Monday 25 September 2017

Germany’s economic growth slows from record pace

German economic growth slowed in the third quarter, after record expansion in the second, as the cooling global recovery crimped export demand.

Gross domestic product, adjusted for seasonal effects, rose 0.7pc from the second quarter, when it surged an upwardly revised 2.3pc, the Federal Statistics Office in Wiesbaden said today.

Economists predicted the economy would expand 0.8pc, the median of 37 estimates in a Bloomberg News survey shows. Separately, France said GDP rose 0.4pc in the third quarter after a 0.7pc gain in the second.

Germany is driving growth in the 16-nation euro area as debt-strapped countries such as Ireland, Portugal and Greece grapple with a loss of investor confidence in their ability to finance themselves.

Germany’s economy, Europe’s largest, will expand 3.7pc this year, the government’s council of economic advisors forecast this week. That would be the fastest growth since 1991.

“This is an incredible number for Germany,” Andreas Scheuerle, an economist at Dekabank in Frankfurt, said of the third-quarter report. “Consumption has picked up, investment is strong. What else do you want? We’re expanding at high speed and twice our potential.”

Growth also exceeded the expectations of Bundesbank President Axel Weber, who said on October 25 the economy would expand about 0.5pc in the third quarter. The euro was little changed after today’s data, trading at $1.3637 at 9:48am in Frankfurt.

Government spending

The statistics office said trade and investment as well as household and government spending all contributed to growth in the third quarter. From a year earlier, GDP increased 3.9pc. Second-quarter growth was revised from 2.2pc.

“Some might label today’s growth rate as a slowdown, in our view ‘normalisation’ suits better,” said Carsten Brzeski, an economist at ING in Brussels. “The impressive second-quarter performance was a one-off and will not be repeated any time soon.”

Euro-area growth probably slowed to 0.5pc in the third quarter from 1pc in the second, according to another Bloomberg survey of economists. Eurostat, the European Union’s statistics arm in Luxembourg, will publish that data at 11am.

The Austrian economy expanded 0.9pc in the third quarter after growth of 1.2pc in the second. Italy’s expansion slowed to 0.2pc from 0.5pc and the Netherlands’ economy contracted 0.1pc following growth of 0.9pc in the prior quarter.

Widening gaps

The region’s sovereign debt crisis is widening the gaps between its members.

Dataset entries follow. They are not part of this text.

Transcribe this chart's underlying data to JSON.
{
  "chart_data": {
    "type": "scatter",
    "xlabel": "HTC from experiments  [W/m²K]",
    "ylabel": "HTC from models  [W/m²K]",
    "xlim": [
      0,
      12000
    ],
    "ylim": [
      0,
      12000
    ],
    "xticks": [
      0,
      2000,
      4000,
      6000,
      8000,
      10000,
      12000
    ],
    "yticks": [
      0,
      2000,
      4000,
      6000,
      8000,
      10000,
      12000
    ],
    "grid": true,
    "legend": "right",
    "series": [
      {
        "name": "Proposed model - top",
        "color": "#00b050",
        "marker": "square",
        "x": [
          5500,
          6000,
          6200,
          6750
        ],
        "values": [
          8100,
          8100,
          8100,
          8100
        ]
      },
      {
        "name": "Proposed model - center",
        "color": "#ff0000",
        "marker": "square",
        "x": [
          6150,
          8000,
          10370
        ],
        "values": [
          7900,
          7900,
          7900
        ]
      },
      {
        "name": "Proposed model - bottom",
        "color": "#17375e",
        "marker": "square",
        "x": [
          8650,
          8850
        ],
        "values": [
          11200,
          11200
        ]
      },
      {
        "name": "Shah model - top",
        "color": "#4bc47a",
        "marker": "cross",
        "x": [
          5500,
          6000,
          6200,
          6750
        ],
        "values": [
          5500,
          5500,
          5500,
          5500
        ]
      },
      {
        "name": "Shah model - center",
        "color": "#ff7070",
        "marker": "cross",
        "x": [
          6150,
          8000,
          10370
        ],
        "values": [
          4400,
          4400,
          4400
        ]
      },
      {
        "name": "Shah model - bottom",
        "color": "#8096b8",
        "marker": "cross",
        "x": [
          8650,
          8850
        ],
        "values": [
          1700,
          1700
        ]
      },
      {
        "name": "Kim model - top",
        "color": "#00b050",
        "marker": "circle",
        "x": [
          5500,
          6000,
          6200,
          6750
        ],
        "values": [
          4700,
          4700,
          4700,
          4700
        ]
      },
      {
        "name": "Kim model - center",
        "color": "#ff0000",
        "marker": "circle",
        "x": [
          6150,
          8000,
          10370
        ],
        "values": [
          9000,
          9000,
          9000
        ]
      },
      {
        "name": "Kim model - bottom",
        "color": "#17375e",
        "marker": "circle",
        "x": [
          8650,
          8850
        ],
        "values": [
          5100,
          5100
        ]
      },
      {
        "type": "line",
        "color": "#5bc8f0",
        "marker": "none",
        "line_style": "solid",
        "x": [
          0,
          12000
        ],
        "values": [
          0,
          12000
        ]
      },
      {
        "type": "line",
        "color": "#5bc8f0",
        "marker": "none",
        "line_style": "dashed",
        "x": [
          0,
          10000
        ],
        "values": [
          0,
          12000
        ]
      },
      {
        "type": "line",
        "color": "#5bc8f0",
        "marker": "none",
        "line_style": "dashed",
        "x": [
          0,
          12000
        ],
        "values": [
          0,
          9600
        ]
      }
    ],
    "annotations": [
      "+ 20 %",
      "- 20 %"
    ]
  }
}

Greece’s economy probably shrank 4.3pc in the third quarter, its seventh quarterly contraction, and Portugal’s GDP may drop 0.1pc, economist surveys show.

That may force the European Central Bank to leave stimulus measures and record-low interest rates in place longer than necessary for Germany, where falling unemployment is boosting prospects for consumer spending.

“If you look at growth, the labour market and government finances in Germany, these all suggest it would normally soon need a rate hike,” said Aline Schuiling, an economist at ABN Amro Bank in Amsterdam.

“But of course the ECB can’t separate it from the rest of the euro zone. The government might need to do more fiscal tightening if they want to prevent the economy from overheating.”

Germany’s Siemens, Europe’s largest engineering company, yesterday announced a bigger-than-estimated increase to its dividend for 2010.

‘Full momentum’

“We’re coming out of the economic downturn with full momentum,” Siemens Chief Executive Officer Peter Loescher said. “Our growth is gaining speed. We expect to take this positive momentum into the next fiscal year.”

Bayerische Motoren Werke, the world’s top maker of luxury vehicles, raised its 2010 forecast after reporting an 11- fold jump in third-quarter profit.

Bilfinger Berger, Germany’s second-largest construction company, has lifted its outlook for 2010, and luxury clothier Hugo Boss reported a 79pc jump in third-quarter profit.

The cooling global economy and a stronger euro may damp exports. The International Monetary Fund forecasts global growth will slow to 4.2pc next year from 4.8pc this year.

In China, economic expansion eased in the three months through September, and the US Federal Reserve is buying an additional $600bn of Treasuries to bolster its ailing economy.

That’s helped the euro advance 14pc against the dollar since early June, threatening export price competitiveness outside the euro region.

Within the currency zone, Germany’s biggest export market, governments are cutting spending and raising taxes to push down budget deficits.

Still, Germany has become “less dependent on exports and, encouragingly, more reliant on domestic demand,” said Alexander Koch, an economist at Unicredit in Munich. “Investment activity will pick up further. Above all, consumer expenditure has risen markedly.”